Path resolution is wrong when tsconfig baseUrl is used

My project's tsconfig has a baseUrl set to src and the folder structure looks like this:

src/
  submodule1/
  submodule2/
  ...

Some example import patterns:

// in submodule2/subfolder/*.ts
import "submodule1/someFile";
import "../../submodule1/someOtherFile";
import "../someOtherFile";
import "submodule2/someOtherFile";
import "./sameFolderFile.ts";

I looked at the rule's source code and noticed the following: when the linting rule iterates the import statements and sees something that doesn't start with . (import paths like submodule1/*), then it insists on doing something like path.relative("src", "submodule1/someFile"), which just ends up resolving to ../submodule1 instead of submodule1. This is regardless of setting the basePath option or not.
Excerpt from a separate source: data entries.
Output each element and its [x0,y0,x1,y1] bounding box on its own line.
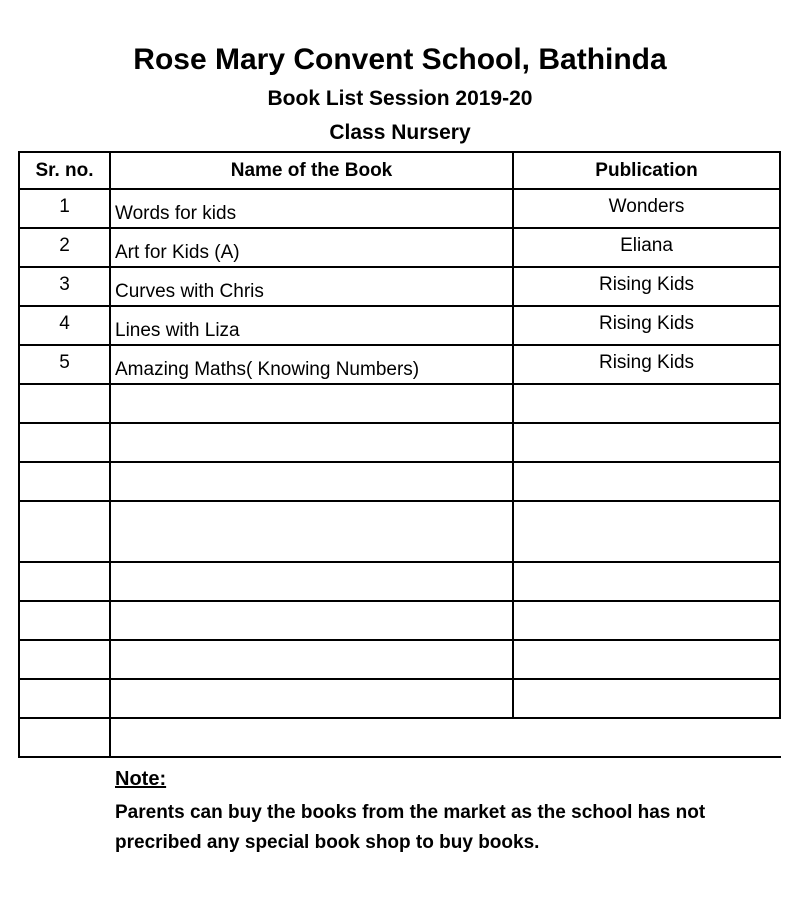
publication-cell: Rising Kids [512,307,781,344]
empty-table-row [18,502,781,563]
empty-table-row [18,563,781,602]
book-name-cell: Art for Kids (A) [115,242,240,263]
column-header-sr-no: Sr. no. [18,153,111,188]
table-row [18,307,781,346]
empty-cell [18,563,111,600]
empty-cell [111,641,512,678]
publication-cell: Rising Kids [512,346,781,383]
empty-table-row [18,463,781,502]
empty-cell [111,680,512,717]
sr-no-cell: 2 [18,229,111,266]
empty-cell [512,563,781,600]
book-name-cell: Curves with Chris [115,281,264,302]
session-subtitle: Book List Session 2019-20 [267,87,533,110]
school-title: Rose Mary Convent School, Bathinda [133,43,667,76]
empty-cell [512,463,781,500]
empty-cell [111,602,512,639]
empty-cell [18,719,111,756]
class-subtitle: Class Nursery [329,121,471,144]
publication-cell: Eliana [512,229,781,266]
empty-cell [512,680,781,717]
table-row [18,229,781,268]
note-line: precribed any special book shop to buy books. [115,832,540,853]
empty-cell [18,385,111,422]
empty-table-row [18,641,781,680]
empty-cell [18,602,111,639]
table-row [18,190,781,229]
empty-table-row [18,680,781,719]
empty-cell [111,424,512,461]
sr-no-cell: 3 [18,268,111,305]
note-heading: Note: [115,768,167,790]
book-name-cell: Amazing Maths( Knowing Numbers) [115,359,420,380]
table-row [18,346,781,385]
empty-cell [512,424,781,461]
table-header-row [18,151,781,190]
empty-cell [18,641,111,678]
column-header-book-name: Name of the Book [230,160,393,181]
empty-cell [18,424,111,461]
sr-no-cell: 1 [18,190,111,227]
table-row [18,268,781,307]
empty-cell [111,563,512,600]
book-list-table [18,151,781,758]
empty-cell [512,641,781,678]
empty-cell [512,385,781,422]
empty-cell [18,463,111,500]
column-header-publication: Publication [512,153,781,188]
empty-cell [18,502,111,561]
note-line: Parents can buy the books from the market as the school has not [115,802,706,823]
empty-table-row [18,719,781,758]
publication-cell: Rising Kids [512,268,781,305]
empty-cell [111,463,512,500]
empty-cell [111,502,512,561]
publication-cell: Wonders [512,190,781,227]
empty-cell [512,502,781,561]
empty-cell [512,602,781,639]
empty-table-row [18,602,781,641]
book-name-cell: Words for kids [115,203,237,224]
note-text [115,798,795,858]
empty-table-row [18,424,781,463]
empty-cell [111,385,512,422]
empty-cell [18,680,111,717]
empty-table-row [18,385,781,424]
book-name-cell: Lines with Liza [115,320,240,341]
sr-no-cell: 5 [18,346,111,383]
sr-no-cell: 4 [18,307,111,344]
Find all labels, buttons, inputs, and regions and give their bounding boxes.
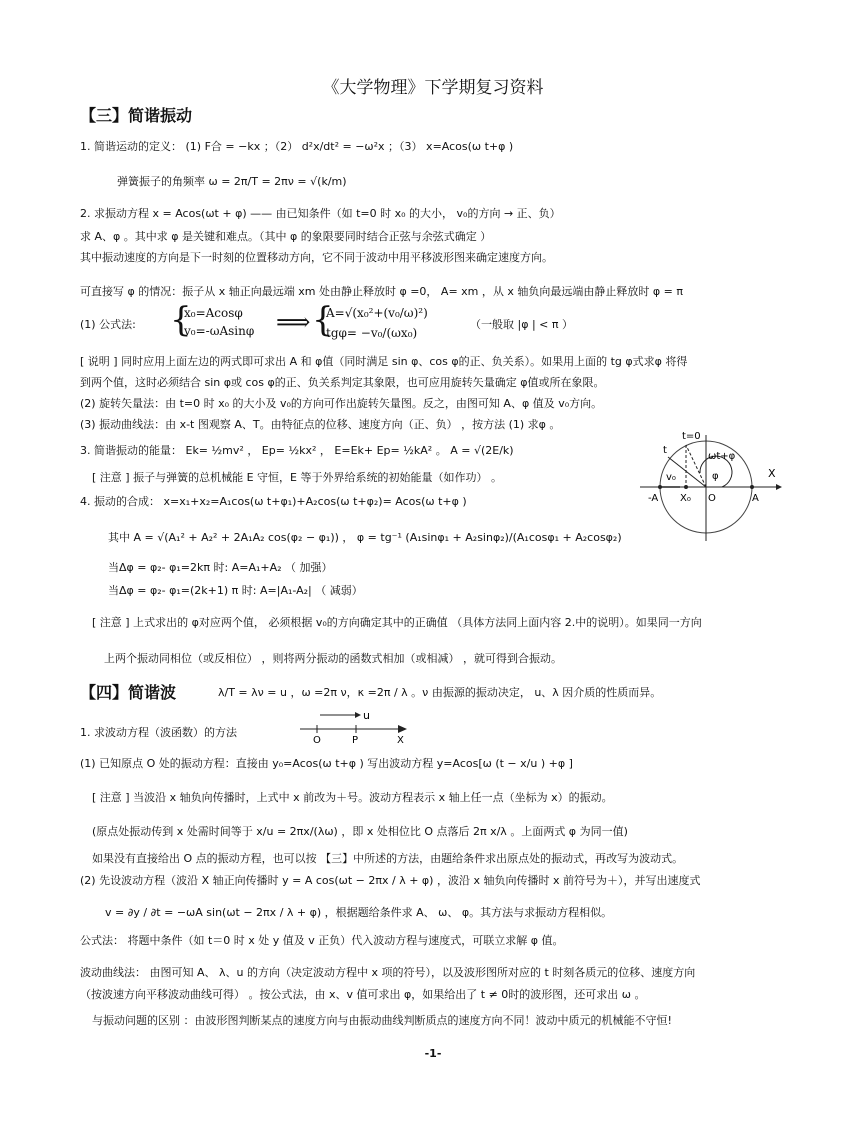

I see this behavior is also reflected in the test fixtures, with imports like import("src/...."). This however doesn't make much sense to me. TypeScript would not even resolve such imports unless
a) the baseUrl is set to the parent of src, not src itself
b) There is an entry in tsconfig paths mapping src to some other folder
c) src is an actual node module
d) the moduleResolution option is set to classic instead of node (which has been deprecated for a long time)

Either way, depending on the type of import path (relative or not) we end up with two different behaviors, which is IMHO a bug.